Но в тот момент времени на сантименты не было. Я погладила Соломатька по щиколотке, потом быстро взяла обеими руками его ногу и дернула на себя. Он охнул, закусил нижнюю губу, но вытерпел, не издал больше ни звука.
– Попробуй сейчас.
– Нормально… Становится приятной традицией… – Он покрутил ногой и попытался встать, но тут же опустился снова. – Ч-черт…
– Ты что? – Я видела, как потемнело от боли его лицо. Но держался он почему-то не за ногу, а за бок.
– Да здесь вот… Что здесь находится?
– Машунь, стой, как стоишь, не поворачивайся. Тут еще кое-что надо выяснить…
– Не про любовь, надеюсь? – погромче спросила Маша, которая уже отошла в дальний угол и там что-то сосредоточенно выглядывала, смотря вверх.
– Про алименты за четырнадцать лет, доченька! – Соломатько с надеждой смотрел, как я, приподняв свитер, аккуратно ощупываю его бок. – Которые эта скотина, батяня твой, не посылал тебе!
– Почему, кстати, скотина, ты алименты не посылал Доченьке? – спросила я, не убирая руки с его ушибленного бока. – Мало ли что я отказалась… Ребро у тебя, кажется, сломано.
– Одно?
– Что «одно»? А, да, как минимум одно.
– Ты, Машка, жутко романтичный… – он закусил губу от боли, – человек. Самое главное так и не выяснила. Стеснялась, наверно… Я сначала забыл телефон и вообще все. Ты не смейся, у меня амнезия после аварии была, я лежал в больнице восемь месяцев…
– А у тебя в это время первый сын родился как раз, да?
– Посчитала… – погрустнел Соломатько.
– Несложно было. Значит, у нас ты ночевать оставался, когда совсем без мозгов был? Ясно. Свитер свой любимый снимай!
– Это мне Та-анечка купила. – Соломатько погладил свитер, но я видела, что шутки даются ему с трудом. Его губы посерели, вокруг глаз собрались глубокие морщинки, неровным веером расходясь к вискам.
– Я знаю. Больно, да? Потерпи. Видно, что Танечка. Надо тебя перевязать, наверно.
– Вон та веревка подойдет? – Соломатько показал на самый толстый канат, свисающий с окна.
– Чтобы ты наконец повесился – да.
– А почему – «видно, что Танечка»?
– Потому что… – Я хотела сказать, как он приходил к нам навещать крошечную Машу, весь одетый «от Танечки», благоухающий, модный, смешной и невыносимо счастливый, но увидела его глаза, прищуренные от боли, и не стала ничего говорить. – У тебя умная жена, Игорь.

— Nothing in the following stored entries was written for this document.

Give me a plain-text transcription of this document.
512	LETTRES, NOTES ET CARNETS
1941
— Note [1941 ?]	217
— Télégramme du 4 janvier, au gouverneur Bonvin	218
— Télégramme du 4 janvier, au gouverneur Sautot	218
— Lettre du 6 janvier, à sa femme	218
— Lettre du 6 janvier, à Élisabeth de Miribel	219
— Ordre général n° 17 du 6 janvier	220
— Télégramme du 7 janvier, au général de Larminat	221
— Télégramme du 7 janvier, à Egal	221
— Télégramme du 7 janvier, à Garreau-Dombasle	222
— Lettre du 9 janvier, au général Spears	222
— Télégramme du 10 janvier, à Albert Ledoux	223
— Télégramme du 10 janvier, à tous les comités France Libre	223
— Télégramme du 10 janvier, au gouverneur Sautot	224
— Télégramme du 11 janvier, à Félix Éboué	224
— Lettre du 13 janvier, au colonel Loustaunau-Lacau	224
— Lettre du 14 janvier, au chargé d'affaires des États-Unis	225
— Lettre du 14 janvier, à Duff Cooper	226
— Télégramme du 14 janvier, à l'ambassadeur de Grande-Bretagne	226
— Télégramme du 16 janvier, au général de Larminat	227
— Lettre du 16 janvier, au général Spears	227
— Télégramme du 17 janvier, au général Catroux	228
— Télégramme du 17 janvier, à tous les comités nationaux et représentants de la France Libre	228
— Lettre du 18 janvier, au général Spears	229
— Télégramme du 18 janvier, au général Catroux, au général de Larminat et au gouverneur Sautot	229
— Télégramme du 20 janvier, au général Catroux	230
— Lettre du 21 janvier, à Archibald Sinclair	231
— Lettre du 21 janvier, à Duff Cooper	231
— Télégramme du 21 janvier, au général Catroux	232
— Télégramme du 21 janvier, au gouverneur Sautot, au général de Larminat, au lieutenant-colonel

С кем она, кстати, приехала?
Соломатько махнул рукой:
– А! С любовником.
Я увидела, как Маша, стоявшая к нам спиной, задрав голову, вздрогнула и быстро искоса взглянула на него. Я внутренне сжалась. Вот чего я как раз и боялась все эти годы, а вовсе не того, что он уведет у меня дочку, если познакомится с ней. Я боялась его странной моральной бесхребетности, его радостной готовности к компромиссам, тщательно маскируемой красивыми расхожими истинами о долге и семье. Сейчас он не очень понял мой взгляд и повторил, чуть менее уверенно:
– С любовником…
– Ты его знаешь, что ли?
– Да кто ж его не знает… Витек, шеф моего бывшего шофера.
– Начальник гаража, что ли, этот Витек? – спросила я, всматриваясь в Соломатька и пытаясь понять, действительно ли ему настолько все равно.
– Да вроде того… – усмехнулся Соломатько. – Ой, осторожно, здесь тоже болит.